To focus entirely on failures as though they were the only definitional qualities within a system is as inaccurate as focusing idealistically on the successes. Society is not, thankfully, required to limit itself to this kind of Manichean thinking. We have the opportunity, and I would argue the responsibility, to recognize that both exist, to recognize which reality lies closer to our own ideals, and to work towards strengthening that.

This kind of “rational idealism” is neither meaningless idealism nor academic prettiness—it is the deepest nature of democracy, and the deepest mechanism of social progress. It’s the reason why we consider our own violence to be examples of failure, why we denigrate the police who used violence against the Occupy protesters, why we look back on Sheriff Bull Connor and the methods he and so many others used with shame rather than understanding. It’s why the US has a chance not to surrender to the language of violence and division that’s becoming so common, but to work to change it by pointing out that it is in fact un-American. We should be able to tell the difference between violence as a perversion of our own ideals and “correct application”—and most importantly, we should be able to see how the context of speech and political action in recent times is contributing to the problem.

It’s a critical time for this, because America’s current bearings truly are off kilter—we have introduced the concept of preemptive war, putting the “first punch” on the pedestal of national security policy in contradiction of our own self-image as never throwing the first punch. We have militarized foreign assistance to a degree that has sharply eroded its humanitarian and diplomatic impact. In so doing, we have mis-ordered the concepts of tactics and strategy, pursuing a series of tactics that destroy our ability to reach the strategic goals we strive for, and nurturing the potentially violent divisiveness I discuss in “The Radical Right’s Final Solution.” And part of the social “schizophrenia” we face now comes from the fact that the country recognizes these things as antithetical to our own sense of who we are.
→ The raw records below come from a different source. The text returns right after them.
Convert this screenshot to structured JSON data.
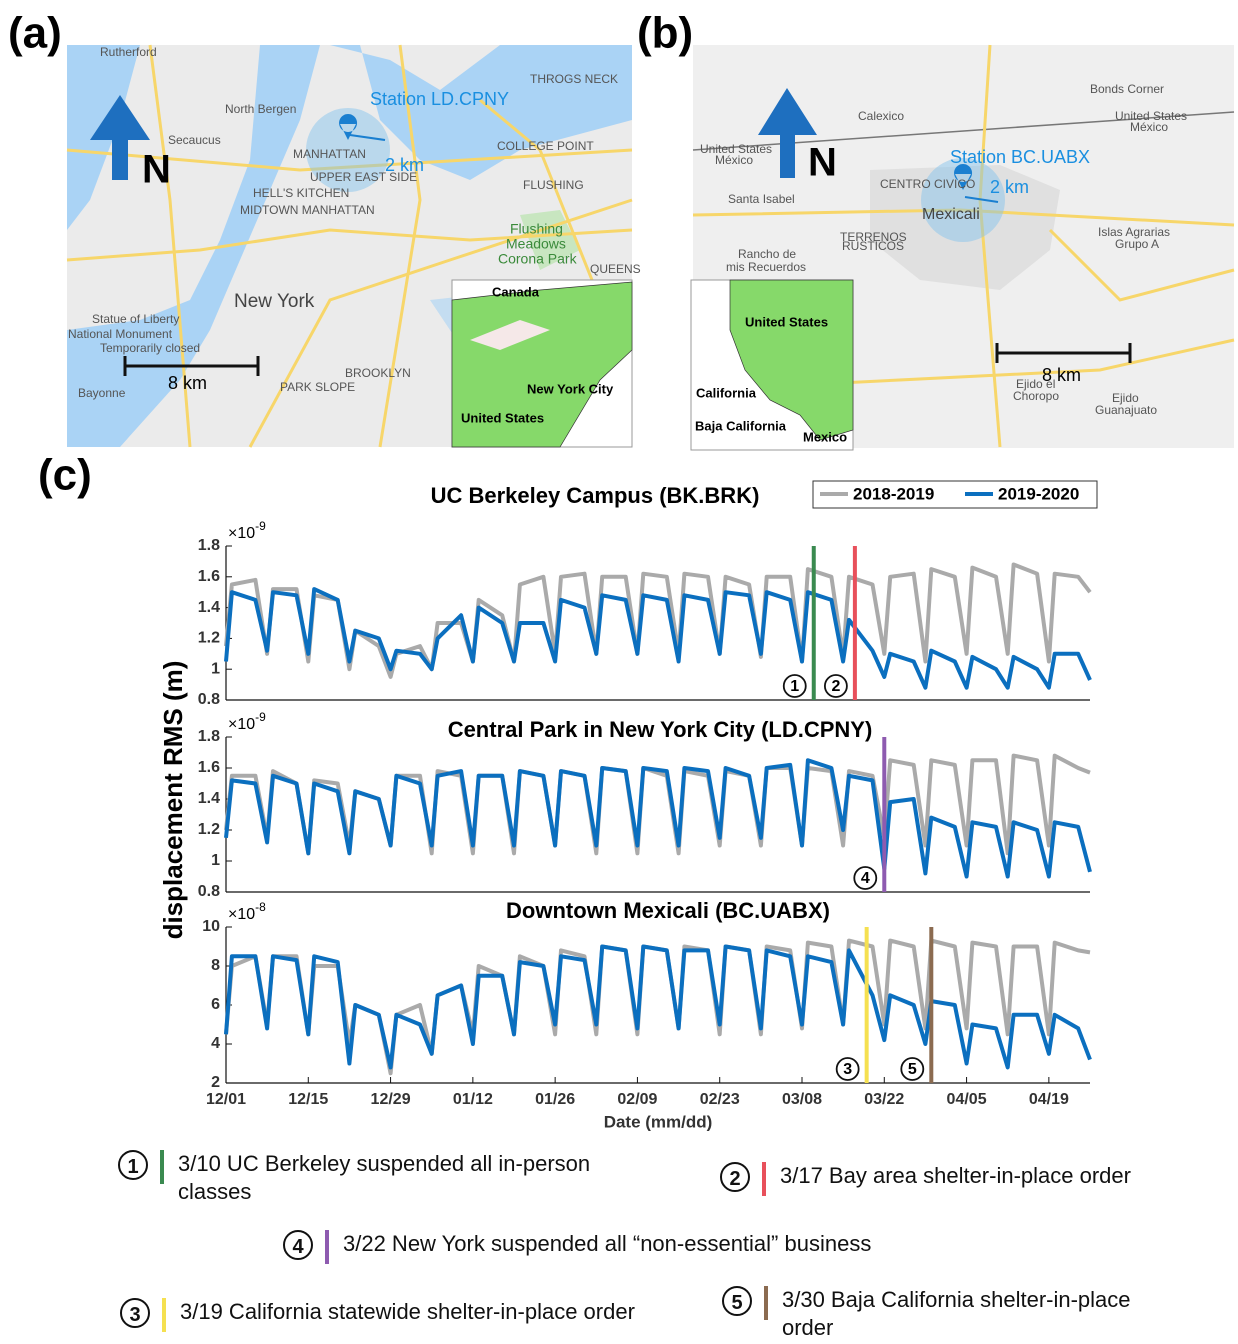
{
  "map_a": {
    "label": "(a)",
    "station": "Station LD.CPNY",
    "radius": "2 km",
    "north": "N",
    "scale": "8 km",
    "places": [
      "Rutherford",
      "North Bergen",
      "Secaucus",
      "MANHATTAN",
      "UPPER EAST SIDE",
      "HELL'S KITCHEN",
      "MIDTOWN MANHATTAN",
      "COLLEGE POINT",
      "FLUSHING",
      "Flushing",
      "Meadows",
      "Corona Park",
      "QUEENS",
      "New York",
      "Statue of Liberty",
      "National Monument",
      "Temporarily closed",
      "BROOKLYN",
      "PARK SLOPE",
      "Bayonne",
      "THROGS NECK"
    ],
    "inset": [
      "Canada",
      "New York City",
      "United States"
    ]
  },
  "map_b": {
    "label": "(b)",
    "station": "Station BC.UABX",
    "radius": "2 km",
    "north": "N",
    "scale": "8 km",
    "places": [
      "Calexico",
      "Bonds Corner",
      "United States",
      "México",
      "United States",
      "México",
      "Santa Isabel",
      "CENTRO CIVICO",
      "Mexicali",
      "Rancho de",
      "mis Recuerdos",
      "TERRENOS",
      "RUSTICOS",
      "Islas Agrarias",
      "Grupo A",
      "Ejido el",
      "Choropo",
      "Ejido",
      "Guanajuato"
    ],
    "inset": [
      "United States",
      "California",
      "Baja California",
      "Mexico"
    ]
  },
  "panel_c_label": "(c)",
  "chart_data": [
    {
      "type": "line",
      "title": "UC Berkeley Campus (BK.BRK)",
      "y_multiplier": "×10",
      "y_exponent": "-9",
      "xlim": [
        0,
        147
      ],
      "ylim": [
        0.8,
        1.8
      ],
      "yticks": [
        0.8,
        1,
        1.2,
        1.4,
        1.6,
        1.8
      ],
      "x": [
        0,
        1,
        5,
        7,
        8,
        12,
        14,
        15,
        19,
        21,
        22,
        26,
        28,
        29,
        33,
        35,
        36,
        40,
        42,
        43,
        47,
        49,
        50,
        54,
        56,
        57,
        61,
        63,
        64,
        68,
        70,
        71,
        75,
        77,
        78,
        82,
        84,
        85,
        89,
        91,
        92,
        96,
        98,
        99,
        103,
        105,
        106,
        110,
        112,
        113,
        117,
        119,
        120,
        124,
        126,
        127,
        131,
        133,
        134,
        138,
        140,
        141,
        145,
        147
      ],
      "series": [
        {
          "name": "2018-2019",
          "color": "#aaaaaa",
          "values": [
            1.15,
            1.55,
            1.58,
            1.1,
            1.52,
            1.52,
            1.05,
            1.48,
            1.45,
            1.0,
            1.25,
            1.15,
            0.95,
            1.1,
            1.15,
            1.0,
            1.3,
            1.3,
            1.05,
            1.45,
            1.35,
            1.05,
            1.55,
            1.6,
            1.1,
            1.6,
            1.62,
            1.1,
            1.6,
            1.6,
            1.1,
            1.62,
            1.6,
            1.1,
            1.62,
            1.6,
            1.1,
            1.6,
            1.55,
            1.08,
            1.6,
            1.6,
            1.05,
            1.65,
            1.6,
            1.08,
            1.6,
            1.55,
            1.1,
            1.6,
            1.62,
            1.05,
            1.65,
            1.6,
            1.1,
            1.66,
            1.6,
            1.1,
            1.68,
            1.62,
            1.05,
            1.62,
            1.6,
            1.5
          ]
        },
        {
          "name": "2019-2020",
          "color": "#0b6fbf",
          "values": [
            1.05,
            1.5,
            1.45,
            1.12,
            1.5,
            1.48,
            1.1,
            1.52,
            1.45,
            1.05,
            1.25,
            1.2,
            1.0,
            1.12,
            1.1,
            1.0,
            1.2,
            1.35,
            1.05,
            1.4,
            1.3,
            1.05,
            1.3,
            1.3,
            1.05,
            1.45,
            1.4,
            1.1,
            1.48,
            1.45,
            1.1,
            1.48,
            1.45,
            1.05,
            1.48,
            1.45,
            1.1,
            1.5,
            1.48,
            1.1,
            1.5,
            1.45,
            1.05,
            1.5,
            1.45,
            1.05,
            1.32,
            1.12,
            0.95,
            1.1,
            1.05,
            0.88,
            1.12,
            1.05,
            0.88,
            1.08,
            1.0,
            0.88,
            1.08,
            1.0,
            0.88,
            1.1,
            1.1,
            0.93
          ]
        }
      ],
      "events": [
        {
          "x": 100,
          "label": "1",
          "color": "#3a8a50"
        },
        {
          "x": 107,
          "label": "2",
          "color": "#e8505b"
        }
      ]
    },
    {
      "type": "line",
      "title": "Central Park in New York City (LD.CPNY)",
      "y_multiplier": "×10",
      "y_exponent": "-9",
      "ylabel": "displacement RMS (m)",
      "xlim": [
        0,
        147
      ],
      "ylim": [
        0.8,
        1.8
      ],
      "yticks": [
        0.8,
        1,
        1.2,
        1.4,
        1.6,
        1.8
      ],
      "x": [
        0,
        1,
        5,
        7,
        8,
        12,
        14,
        15,
        19,
        21,
        22,
        26,
        28,
        29,
        33,
        35,
        36,
        40,
        42,
        43,
        47,
        49,
        50,
        54,
        56,
        57,
        61,
        63,
        64,
        68,
        70,
        71,
        75,
        77,
        78,
        82,
        84,
        85,
        89,
        91,
        92,
        96,
        98,
        99,
        103,
        105,
        106,
        110,
        112,
        113,
        117,
        119,
        120,
        124,
        126,
        127,
        131,
        133,
        134,
        138,
        140,
        141,
        145,
        147
      ],
      "series": [
        {
          "color": "#aaaaaa",
          "values": [
            1.2,
            1.55,
            1.55,
            1.15,
            1.58,
            1.5,
            1.05,
            1.52,
            1.5,
            1.1,
            1.45,
            1.4,
            1.1,
            1.55,
            1.55,
            1.05,
            1.58,
            1.55,
            1.05,
            1.55,
            1.55,
            1.05,
            1.58,
            1.55,
            1.1,
            1.58,
            1.55,
            1.05,
            1.6,
            1.58,
            1.05,
            1.6,
            1.55,
            1.05,
            1.58,
            1.55,
            1.1,
            1.58,
            1.55,
            1.1,
            1.6,
            1.6,
            1.1,
            1.6,
            1.58,
            1.1,
            1.58,
            1.55,
            1.15,
            1.65,
            1.62,
            1.1,
            1.65,
            1.62,
            1.1,
            1.65,
            1.65,
            1.05,
            1.68,
            1.65,
            1.1,
            1.68,
            1.6,
            1.57
          ]
        },
        {
          "color": "#0b6fbf",
          "values": [
            1.15,
            1.52,
            1.5,
            1.12,
            1.55,
            1.5,
            1.05,
            1.5,
            1.45,
            1.05,
            1.45,
            1.4,
            1.1,
            1.55,
            1.5,
            1.1,
            1.55,
            1.58,
            1.1,
            1.55,
            1.55,
            1.1,
            1.58,
            1.55,
            1.1,
            1.58,
            1.55,
            1.1,
            1.6,
            1.58,
            1.1,
            1.6,
            1.58,
            1.1,
            1.6,
            1.58,
            1.15,
            1.6,
            1.55,
            1.15,
            1.6,
            1.62,
            1.1,
            1.65,
            1.6,
            1.2,
            1.55,
            1.52,
            0.95,
            1.38,
            1.4,
            0.92,
            1.28,
            1.22,
            0.9,
            1.25,
            1.22,
            0.9,
            1.25,
            1.2,
            0.9,
            1.25,
            1.22,
            0.93
          ]
        }
      ],
      "events": [
        {
          "x": 112,
          "label": "4",
          "color": "#8e5bb0"
        }
      ]
    },
    {
      "type": "line",
      "title": "Downtown Mexicali (BC.UABX)",
      "y_multiplier": "×10",
      "y_exponent": "-8",
      "xlabel": "Date (mm/dd)",
      "xlim": [
        0,
        147
      ],
      "ylim": [
        2,
        10
      ],
      "yticks": [
        2,
        4,
        6,
        8,
        10
      ],
      "xticks": [
        {
          "value": 0,
          "label": "12/01"
        },
        {
          "value": 14,
          "label": "12/15"
        },
        {
          "value": 28,
          "label": "12/29"
        },
        {
          "value": 42,
          "label": "01/12"
        },
        {
          "value": 56,
          "label": "01/26"
        },
        {
          "value": 70,
          "label": "02/09"
        },
        {
          "value": 84,
          "label": "02/23"
        },
        {
          "value": 98,
          "label": "03/08"
        },
        {
          "value": 112,
          "label": "03/22"
        },
        {
          "value": 126,
          "label": "04/05"
        },
        {
          "value": 140,
          "label": "04/19"
        }
      ],
      "x": [
        0,
        1,
        5,
        7,
        8,
        12,
        14,
        15,
        19,
        21,
        22,
        26,
        28,
        29,
        33,
        35,
        36,
        40,
        42,
        43,
        47,
        49,
        50,
        54,
        56,
        57,
        61,
        63,
        64,
        68,
        70,
        71,
        75,
        77,
        78,
        82,
        84,
        85,
        89,
        91,
        92,
        96,
        98,
        99,
        103,
        105,
        106,
        110,
        112,
        113,
        117,
        119,
        120,
        124,
        126,
        127,
        131,
        133,
        134,
        138,
        140,
        141,
        145,
        147
      ],
      "series": [
        {
          "color": "#aaaaaa",
          "values": [
            4.5,
            8.0,
            8.5,
            5.0,
            8.5,
            8.5,
            4.5,
            8.0,
            8.0,
            4.0,
            6.0,
            5.5,
            2.5,
            5.5,
            6.0,
            3.5,
            6.5,
            7.0,
            4.5,
            8.0,
            7.5,
            4.5,
            8.5,
            8.0,
            4.5,
            8.8,
            8.5,
            4.5,
            9.0,
            8.8,
            4.5,
            9.0,
            8.8,
            4.8,
            9.0,
            8.8,
            4.5,
            9.0,
            8.8,
            4.5,
            9.0,
            8.8,
            4.8,
            9.2,
            9.0,
            5.0,
            9.3,
            9.0,
            5.0,
            9.3,
            9.0,
            4.8,
            9.3,
            9.0,
            4.8,
            9.2,
            9.0,
            4.5,
            9.0,
            9.0,
            4.5,
            9.2,
            8.8,
            8.7
          ]
        },
        {
          "color": "#0b6fbf",
          "values": [
            4.5,
            8.5,
            8.5,
            4.8,
            8.5,
            8.3,
            4.5,
            8.5,
            8.2,
            3.0,
            6.0,
            5.5,
            2.8,
            5.5,
            5.0,
            3.5,
            6.5,
            7.0,
            4.0,
            7.5,
            7.5,
            4.5,
            8.2,
            8.0,
            5.0,
            8.5,
            8.3,
            5.0,
            9.0,
            8.8,
            4.8,
            9.0,
            8.8,
            4.8,
            8.8,
            8.8,
            5.0,
            9.0,
            8.8,
            4.8,
            8.8,
            8.5,
            5.0,
            8.5,
            8.2,
            5.0,
            8.8,
            6.5,
            4.2,
            6.5,
            6.0,
            4.0,
            6.2,
            6.0,
            3.0,
            5.0,
            4.8,
            2.8,
            5.5,
            5.5,
            3.5,
            5.5,
            4.8,
            3.2
          ]
        }
      ],
      "events": [
        {
          "x": 109,
          "label": "3",
          "color": "#f5e050"
        },
        {
          "x": 120,
          "label": "5",
          "color": "#8b6b50"
        }
      ]
    }
  ],
  "notes": [
    {
      "label": "1",
      "text": "3/10 UC Berkeley suspended all in-person classes",
      "color": "#3a8a50"
    },
    {
      "label": "2",
      "text": "3/17 Bay area shelter-in-place order",
      "color": "#e8505b"
    },
    {
      "label": "4",
      "text": "3/22 New York suspended all “non-essential” business",
      "color": "#8e5bb0"
    },
    {
      "label": "3",
      "text": "3/19 California statewide shelter-in-place order",
      "color": "#f5e050"
    },
    {
      "label": "5",
      "text": "3/30 Baja California shelter-in-place order",
      "color": "#8b6b50"
    }
  ]
}
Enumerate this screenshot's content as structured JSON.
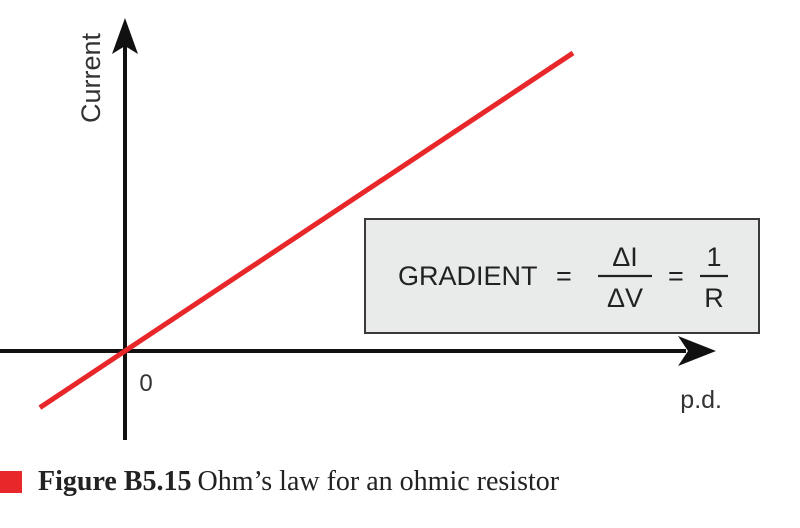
{
  "chart_data": {
    "type": "line",
    "title": "",
    "xlabel": "p.d.",
    "ylabel": "Current",
    "origin_label": "0",
    "series": [
      {
        "color": "#e8272a",
        "x": [
          -0.19,
          1.0
        ],
        "y": [
          -0.19,
          1.0
        ]
      }
    ],
    "grid": false,
    "annotation": {
      "prefix": "GRADIENT",
      "equals": "=",
      "fraction1": {
        "numerator": "ΔI",
        "denominator": "ΔV"
      },
      "fraction2": {
        "numerator": "1",
        "denominator": "R"
      }
    }
  },
  "caption": {
    "label": "Figure B5.15",
    "text": "Ohm’s law for an ohmic resistor"
  },
  "colors": {
    "accent": "#e8272a",
    "axis": "#111111",
    "box_fill": "#e9ebeb"
  }
}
The solution lies in recognizing that—domestically, as well as internationally—the strongest strategy towards security is a human one, not a military one, and in living up to our own ideals as opposed to seeing them as aberrant because we have often failed. That depends upon recognizing the rightful place of negotiated compromise as the foundation of American social fabric; and it requires working actively to strengthen that fabric even in the face of fear, anger and divisiveness.

Designing policy and strategy based on that kind of rational idealism doesn’t dismiss the fact that violence is sometimes a necessary component of security, but it does reorder tactics and strategy back to their rightful places, so that the execution of tactical action doesn’t disrupt strategic goals. It enshrines nothing more or less than a sense of process—the knowledge that failures are no more essentially definitional than successes. It recognizes work in progress and highlights the power of people within a democratic framework to push the system towards its ideals.